Dafür müssen aber umgehend Maßnahmen in Kraft treten. Die Ozeane sind bereits schwer angeschlagen, durch Plünderung und Verschmutzung durch den Menschen; Kohlenstoffdioxid, das aus der Atmosphäre aufgenommen wird, versauert die Meere. Mit einem knappen Drittel der Weltmeere unter Schutz könnte die Menschheit Schlimmeres verhindern, besser wären 40 Prozent. „Nur so können sich Flora und Fauna erholen und ganze Ökosysteme in ihrer Widerstandsfähigkeit gegen den Klimawandel gestärkt werden“, sagt Schöttner.

Was die Erderhitzung mit dem empfindlichen Lebensraum Meer anstellt, ist dabei nicht restlos geklärt – aber steigende Temperaturen sind für die Ozeane gewiss schlechte Nachrichten: „Was es letztlich bedeutet, wenn beispielsweise an den Polkappen Eisschilde aus Süßwasser schmelzen, Kaltwassermassen nicht mehr richtig absinken können, und sich so die globalen Meeresströmungen verändern, können wir nur erahnen.“

Seit Langem setzt sich Greenpeace vor und hinter den Kulissen für ein weltweites Abkommen zum Schutz der Hohen See ein.

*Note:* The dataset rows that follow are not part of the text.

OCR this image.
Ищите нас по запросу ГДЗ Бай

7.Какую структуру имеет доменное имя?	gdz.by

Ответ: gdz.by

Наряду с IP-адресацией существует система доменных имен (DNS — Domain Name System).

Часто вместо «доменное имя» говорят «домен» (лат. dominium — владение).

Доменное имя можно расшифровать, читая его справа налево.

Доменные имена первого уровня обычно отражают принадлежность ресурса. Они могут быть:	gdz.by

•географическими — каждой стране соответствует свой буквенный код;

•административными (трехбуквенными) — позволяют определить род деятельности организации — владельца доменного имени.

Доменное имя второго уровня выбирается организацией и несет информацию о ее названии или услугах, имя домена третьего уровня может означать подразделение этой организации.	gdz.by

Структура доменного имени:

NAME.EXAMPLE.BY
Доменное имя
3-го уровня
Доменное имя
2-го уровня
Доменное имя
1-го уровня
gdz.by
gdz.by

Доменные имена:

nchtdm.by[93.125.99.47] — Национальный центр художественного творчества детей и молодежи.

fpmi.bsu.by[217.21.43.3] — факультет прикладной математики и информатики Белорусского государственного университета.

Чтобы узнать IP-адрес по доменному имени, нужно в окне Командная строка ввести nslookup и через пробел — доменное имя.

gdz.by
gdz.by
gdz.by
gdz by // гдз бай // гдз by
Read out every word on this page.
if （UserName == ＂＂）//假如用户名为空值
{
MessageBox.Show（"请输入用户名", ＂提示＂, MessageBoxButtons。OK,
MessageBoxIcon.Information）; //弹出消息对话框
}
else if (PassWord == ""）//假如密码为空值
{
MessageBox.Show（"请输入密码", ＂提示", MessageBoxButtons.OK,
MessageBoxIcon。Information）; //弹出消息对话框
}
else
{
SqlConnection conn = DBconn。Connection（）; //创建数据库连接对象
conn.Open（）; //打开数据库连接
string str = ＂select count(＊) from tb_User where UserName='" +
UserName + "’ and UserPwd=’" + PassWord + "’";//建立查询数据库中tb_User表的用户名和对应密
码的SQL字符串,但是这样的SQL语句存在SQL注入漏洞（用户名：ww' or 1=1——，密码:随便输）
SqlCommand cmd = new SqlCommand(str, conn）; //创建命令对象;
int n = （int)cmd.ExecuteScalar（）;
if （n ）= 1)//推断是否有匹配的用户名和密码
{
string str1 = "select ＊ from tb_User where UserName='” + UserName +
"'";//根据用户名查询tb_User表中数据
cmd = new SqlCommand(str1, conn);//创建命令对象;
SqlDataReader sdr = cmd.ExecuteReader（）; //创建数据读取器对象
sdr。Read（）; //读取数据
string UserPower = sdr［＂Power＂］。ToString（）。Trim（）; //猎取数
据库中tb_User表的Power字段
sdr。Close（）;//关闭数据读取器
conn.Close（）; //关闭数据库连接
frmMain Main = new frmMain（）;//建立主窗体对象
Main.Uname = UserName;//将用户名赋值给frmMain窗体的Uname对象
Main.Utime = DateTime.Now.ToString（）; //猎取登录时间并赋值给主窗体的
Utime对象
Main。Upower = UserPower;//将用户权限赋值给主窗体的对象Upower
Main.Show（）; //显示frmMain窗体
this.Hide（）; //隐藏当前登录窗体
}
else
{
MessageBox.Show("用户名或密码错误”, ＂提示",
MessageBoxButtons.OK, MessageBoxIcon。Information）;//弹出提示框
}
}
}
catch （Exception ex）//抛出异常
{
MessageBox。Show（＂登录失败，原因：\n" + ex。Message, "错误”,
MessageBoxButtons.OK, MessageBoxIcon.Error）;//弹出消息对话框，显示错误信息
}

Eine informelle Arbeitsgruppe der Vereinten Nationen arbeitet bereits seit zehn Jahren an einem Entwurf, auf Druck von Umweltschutzorganisationen wie Greenpeace wurde das Projekt nun endgültig auf die Tagesordnung gesetzt. Über zwei Jahre wird nun ein solcher Vertrag ausgehandelt, an dessen Ende 2020 hoffentlich ein ehrgeiziges Bekenntnis zum Meeresschutz steht.